Adult Things and Other Musings from a Fairly Confused, Sort-of Adultish Person

-Elizabeth Langford, contributing writer

Ladies and gents, I think it’s official: I have become an adult. Yes, I am well past my 19th birthday. I can technically sign my name on a dotted line without having to fake my dear mother’s signature, and I’ve successfully navigated about 20 airports since I left home a year ago. However, I must say, I didn’t feel grown up until 3 weeks ago. Why? Because three weeks ago I clicked “empty cart” on my favorite dress shopping website, scooted on over to Chegg, and bought myself a math textbook instead of a cute 50’s dress with a sailor collar. Hold your applause, friends; hold your applause. No need to pat me on the back. I am just now implementing what I learned from mistakes I made freshman year. Now, I’m sure there’s a good chance you’re rolling your eyes as you’re reading this, but take heed, because learning to be an adult is a process, a process which, if I’m being completely honest, I’m fairly terrible at, but, of course, am always learning. There are a few things I wished I had learned earlier on freshman year, so I’m going to go ahead and impart these tiny, dinged up pearls of responsible, adult wisdom to you. But only you can decide to do with them as you please.

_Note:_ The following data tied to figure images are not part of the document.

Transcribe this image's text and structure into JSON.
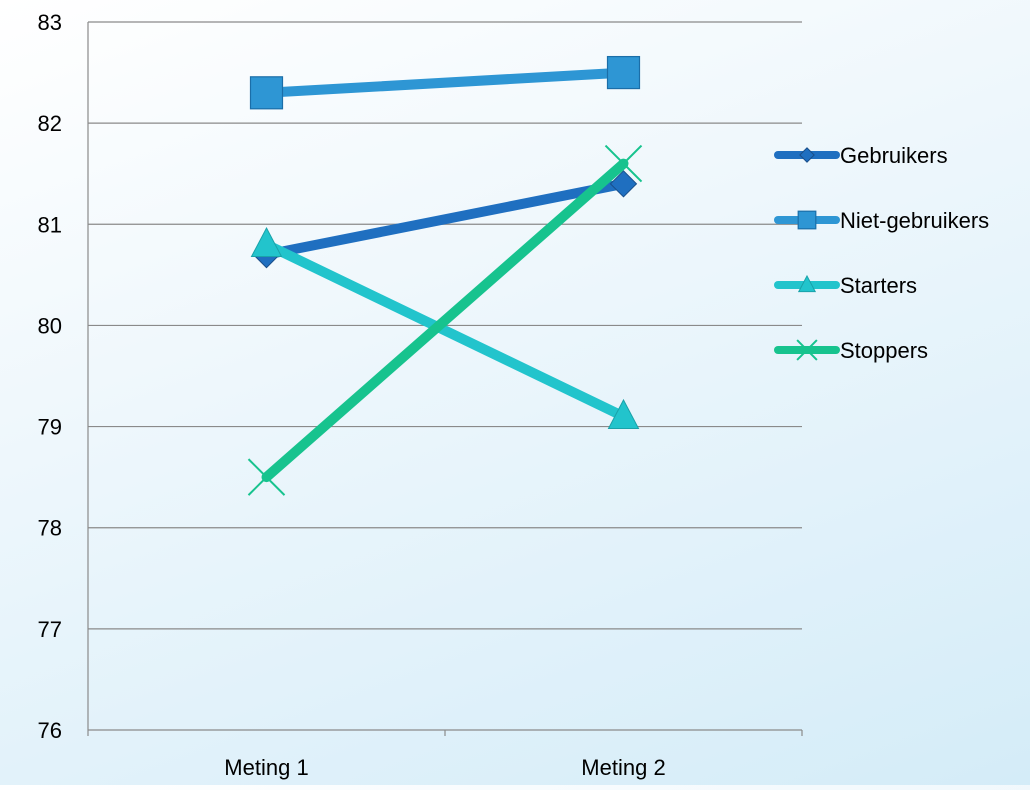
{
  "chart_data": {
    "type": "line",
    "title": "",
    "xlabel": "",
    "ylabel": "",
    "categories": [
      "Meting 1",
      "Meting 2"
    ],
    "ylim": [
      76,
      83
    ],
    "yticks": [
      "76",
      "77",
      "78",
      "79",
      "80",
      "81",
      "82",
      "83"
    ],
    "grid": true,
    "legend_position": "right",
    "series": [
      {
        "name": "Gebruikers",
        "values": [
          80.7,
          81.4
        ],
        "color": "#1f6fc0",
        "marker": "diamond"
      },
      {
        "name": "Niet-gebruikers",
        "values": [
          82.3,
          82.5
        ],
        "color": "#2e96d4",
        "marker": "square"
      },
      {
        "name": "Starters",
        "values": [
          80.8,
          79.1
        ],
        "color": "#22c4cc",
        "marker": "triangle"
      },
      {
        "name": "Stoppers",
        "values": [
          78.5,
          81.6
        ],
        "color": "#17c38e",
        "marker": "x"
      }
    ]
  }
}
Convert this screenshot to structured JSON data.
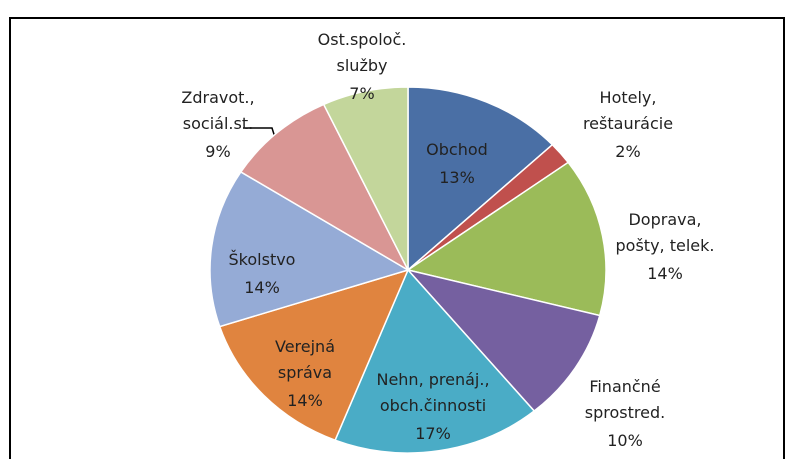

To start out, here’s a “Don’t”. Chick-fil-a, Sonic, and Taco Bell are great…. but don’t do it every day. It’s tempting to slide over to one of Clinton’s premier fast food joints at 1:30 am after follies practice, but trust me, your wallet, as well as your stomach, won’t be able to handle it. Fourth meal is very real, and it’s frequently the cause of the Freshman 15. Beware.

Another “Don’t”: Taking 3 naps and a siesta to get in your 8 hours of beauty sleep doesn’t count. Don’t skip on too much sleep. My first semester of freshman year, I was convinced that every form of sleep counted towards my 8-11 hours of sleep. The issue with that philosophy is that sleeping for 2 hours at night, fitting the other 6 into naps, and then snoozing through Sociology seriously messes up our sleep cycle, making us more prone to weight gain, sickness, and mood swings.

Now to wrap up, here’s a “Do”. Do something every day that makes you uncomfortable. On a serious note, growth happens when we put ourselves in situations we’re uncomfortable in. I cannot tell you how many rad friends I’ve made via incredibly awkward introductions and mistaken identity cases in the Caf. Talk to people you wouldn’t normally interact with, do an intramural you have no idea how to play, or visit a Church that isn’t your denomination. Do something new that you aren’t particularly comfortable with whenever the opportunity presents itself. I can’t promise you it will always turn out super awesome, although I think it usually will, but you’ll be a better more cultured person for it.